İkili Eğitim Nedir, Ne Değildir?
Derslerin sabah 06.40 gibi başlayıp, 11.45 gibi sona erdiği veya derslerin 11.50 gibi başlayıp, 16.55 gibi bittiği teneffüslerin 10’ar dakika olduğu eğitim türüdür, İkili ( Yarım Gün) Eğitim. Dersler okulun türüne göre (ilkokul veya ortaokul) 06.40’da başlayıp, akşam 19.20 ‘ye kadar sürmektedir. Yani aynı okulda ayrı öğrenci gruplarıyla sabah ve öğleden sonra yapılan eğitim ve öğretimdir.
Büyük kentlerde yaygın olmak üzere ikili eğitim uygulaması ve kalabalık sınıflar, fiziki alt yapı ve insan gücü eksiklikleri eğitimin kalitesini olumsuz yönde etkilemektedir. İkili eğitim kent okullarında köy okullarına oranla daha yaygındır. Okullarda ikili eğitim uygulaması, öğrencilerin eğitsel amaçlı sosyal etkinlikler içerisine girmesini de engelleyici bir etken olarak ortaya çıkmakta, öğrencinin ders dışı etkinliklerini oldukça kısıtlamaktadır. İkili eğitimden dolayı kısalan teneffüs süreleri temel eğitim öğrencilerinin fiziksel ihtiyaçlarını gidermelerine, akranları ile etkileşime girmelerine ve derslik dışındaki birimlerden yararlanmalarına yetmemektedir. Bu durum özellikle ilkokul öğrencilerinin okuldan soğumalarına ve başarılarının düşmesine neden olmaktadır.
İkili Eğitim Zaman İçerisinde Şu Faktörlerden Dolayı Zorunlu Hale Gelmiştir
İkili eğitim yapan okulların bir kısmında dersler 06.40’da başlar, 11.45’de biter. Dersler 40’ar dakika olup, teneffüsler ise 10’ar dakikadır. İkili eğitim yapan okulların bir kısmında ise dersler öğlenden sonra olup 11.50’da başlar, 16.55’de biter. Dersler 40’ar dakika olup, teneffüsler ise 10’ar dakikadır. Bu saatler okul kademelerine göre farklılık göstermektedir.

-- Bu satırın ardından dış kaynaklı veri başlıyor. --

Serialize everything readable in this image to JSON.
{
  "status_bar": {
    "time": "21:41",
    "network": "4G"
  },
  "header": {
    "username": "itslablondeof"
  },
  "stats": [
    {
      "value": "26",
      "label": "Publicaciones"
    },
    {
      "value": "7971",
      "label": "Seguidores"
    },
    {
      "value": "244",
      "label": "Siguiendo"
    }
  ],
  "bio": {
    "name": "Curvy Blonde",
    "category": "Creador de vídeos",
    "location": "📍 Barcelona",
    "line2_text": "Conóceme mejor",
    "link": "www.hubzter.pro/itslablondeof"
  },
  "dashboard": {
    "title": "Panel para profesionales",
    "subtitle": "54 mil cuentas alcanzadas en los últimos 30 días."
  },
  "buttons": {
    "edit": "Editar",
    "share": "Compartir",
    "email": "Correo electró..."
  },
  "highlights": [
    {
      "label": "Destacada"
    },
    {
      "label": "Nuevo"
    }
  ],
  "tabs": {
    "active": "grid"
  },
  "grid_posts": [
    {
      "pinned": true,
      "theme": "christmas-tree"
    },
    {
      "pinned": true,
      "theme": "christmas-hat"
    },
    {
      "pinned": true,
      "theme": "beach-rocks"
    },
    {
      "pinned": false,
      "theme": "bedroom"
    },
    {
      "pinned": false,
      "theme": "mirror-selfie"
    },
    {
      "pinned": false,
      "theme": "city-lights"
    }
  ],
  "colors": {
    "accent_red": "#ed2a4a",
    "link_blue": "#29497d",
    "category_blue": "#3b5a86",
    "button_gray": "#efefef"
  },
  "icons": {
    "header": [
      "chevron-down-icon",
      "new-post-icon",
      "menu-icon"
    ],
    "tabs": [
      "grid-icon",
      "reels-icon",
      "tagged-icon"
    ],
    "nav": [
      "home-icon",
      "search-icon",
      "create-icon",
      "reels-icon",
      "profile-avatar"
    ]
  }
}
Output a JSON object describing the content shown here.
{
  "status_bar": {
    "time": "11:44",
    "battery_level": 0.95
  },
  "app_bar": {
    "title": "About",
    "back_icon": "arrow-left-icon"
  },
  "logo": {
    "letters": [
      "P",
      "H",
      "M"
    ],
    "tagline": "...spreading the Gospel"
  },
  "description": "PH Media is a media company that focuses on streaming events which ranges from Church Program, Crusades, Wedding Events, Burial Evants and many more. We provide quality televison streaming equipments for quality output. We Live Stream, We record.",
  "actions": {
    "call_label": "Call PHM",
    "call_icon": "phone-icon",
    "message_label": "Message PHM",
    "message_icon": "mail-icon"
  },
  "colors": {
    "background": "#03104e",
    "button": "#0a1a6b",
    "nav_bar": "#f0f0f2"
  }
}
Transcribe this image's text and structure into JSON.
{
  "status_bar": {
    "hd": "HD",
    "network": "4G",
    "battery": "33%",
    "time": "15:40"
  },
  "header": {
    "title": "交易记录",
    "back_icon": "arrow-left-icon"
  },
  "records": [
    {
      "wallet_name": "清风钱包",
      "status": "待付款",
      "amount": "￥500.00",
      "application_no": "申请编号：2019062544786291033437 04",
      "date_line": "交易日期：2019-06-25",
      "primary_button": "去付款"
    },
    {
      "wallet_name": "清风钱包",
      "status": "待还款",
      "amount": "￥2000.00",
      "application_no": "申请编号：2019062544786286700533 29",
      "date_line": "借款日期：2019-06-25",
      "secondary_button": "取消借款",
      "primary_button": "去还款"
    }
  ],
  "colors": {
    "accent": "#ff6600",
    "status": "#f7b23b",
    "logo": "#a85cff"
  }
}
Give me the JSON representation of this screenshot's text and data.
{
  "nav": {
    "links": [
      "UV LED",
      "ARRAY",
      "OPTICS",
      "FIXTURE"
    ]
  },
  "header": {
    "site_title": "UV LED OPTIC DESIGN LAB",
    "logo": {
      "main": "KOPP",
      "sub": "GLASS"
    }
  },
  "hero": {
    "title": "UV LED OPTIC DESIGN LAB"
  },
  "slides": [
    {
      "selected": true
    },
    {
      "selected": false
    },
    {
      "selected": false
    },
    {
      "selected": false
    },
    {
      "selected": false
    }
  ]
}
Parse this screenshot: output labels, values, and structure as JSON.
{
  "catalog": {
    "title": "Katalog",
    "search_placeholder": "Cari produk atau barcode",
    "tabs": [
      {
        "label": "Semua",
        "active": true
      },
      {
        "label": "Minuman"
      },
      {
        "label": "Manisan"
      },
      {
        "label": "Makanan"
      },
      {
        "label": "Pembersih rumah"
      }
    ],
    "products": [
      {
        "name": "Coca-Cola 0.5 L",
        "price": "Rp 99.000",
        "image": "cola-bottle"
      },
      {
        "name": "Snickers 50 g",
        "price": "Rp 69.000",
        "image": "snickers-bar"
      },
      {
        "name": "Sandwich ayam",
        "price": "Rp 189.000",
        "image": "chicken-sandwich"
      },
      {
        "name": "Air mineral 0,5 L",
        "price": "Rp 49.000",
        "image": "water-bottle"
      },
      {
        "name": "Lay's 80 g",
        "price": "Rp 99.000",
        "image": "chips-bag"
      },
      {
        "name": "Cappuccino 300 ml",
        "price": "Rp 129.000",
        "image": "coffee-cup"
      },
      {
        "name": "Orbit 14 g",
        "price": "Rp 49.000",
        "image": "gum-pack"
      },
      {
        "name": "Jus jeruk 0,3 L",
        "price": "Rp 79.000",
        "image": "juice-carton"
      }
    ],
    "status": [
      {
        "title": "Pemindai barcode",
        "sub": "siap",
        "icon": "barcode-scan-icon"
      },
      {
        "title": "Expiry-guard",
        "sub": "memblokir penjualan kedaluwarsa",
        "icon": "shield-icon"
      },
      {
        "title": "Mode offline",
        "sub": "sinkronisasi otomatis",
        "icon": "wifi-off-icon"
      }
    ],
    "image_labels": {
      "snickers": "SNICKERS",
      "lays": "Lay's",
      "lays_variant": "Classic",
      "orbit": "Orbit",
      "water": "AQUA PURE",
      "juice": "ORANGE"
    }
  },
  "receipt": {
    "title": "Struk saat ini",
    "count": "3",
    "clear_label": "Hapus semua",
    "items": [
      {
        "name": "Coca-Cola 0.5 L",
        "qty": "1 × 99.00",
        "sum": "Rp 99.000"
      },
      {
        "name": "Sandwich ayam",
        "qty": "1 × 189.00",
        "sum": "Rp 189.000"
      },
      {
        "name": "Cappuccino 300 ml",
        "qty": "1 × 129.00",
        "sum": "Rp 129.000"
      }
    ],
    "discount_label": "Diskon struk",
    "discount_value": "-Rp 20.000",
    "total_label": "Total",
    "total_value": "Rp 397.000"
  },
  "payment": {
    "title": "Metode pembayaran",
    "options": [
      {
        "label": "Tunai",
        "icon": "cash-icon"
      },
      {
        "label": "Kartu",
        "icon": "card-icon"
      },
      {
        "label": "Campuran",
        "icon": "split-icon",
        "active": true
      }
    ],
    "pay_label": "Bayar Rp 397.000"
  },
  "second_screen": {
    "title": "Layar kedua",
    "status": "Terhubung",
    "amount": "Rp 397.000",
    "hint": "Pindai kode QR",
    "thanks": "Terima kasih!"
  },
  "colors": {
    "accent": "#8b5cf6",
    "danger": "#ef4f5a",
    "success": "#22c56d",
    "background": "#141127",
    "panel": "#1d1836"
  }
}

İkili eğitim yapan okullarda okul binaları sabah ve öğlen olmak üzere farklı iki grup öğrenci tarafından kullanıldığı için tam gün eğitime göre daha ekonomiktir. İkili eğitimin zaman içerisinde zorunlu hale gelmesine neden olan faktörler aşağıdaki gibidir:
Derslik Sayısının Yetersizliği: Türkiye genelinde şehirlerdeki okullarda büyük oranda ikili eğitim yapılması, şehirlerdeki derslik ihtiyacının ne kadar fazla olduğunu göstermektedir. Bu okullarda derslik başına düşen öğrenci sayısı OECD ortalamalarının çok üstündedir.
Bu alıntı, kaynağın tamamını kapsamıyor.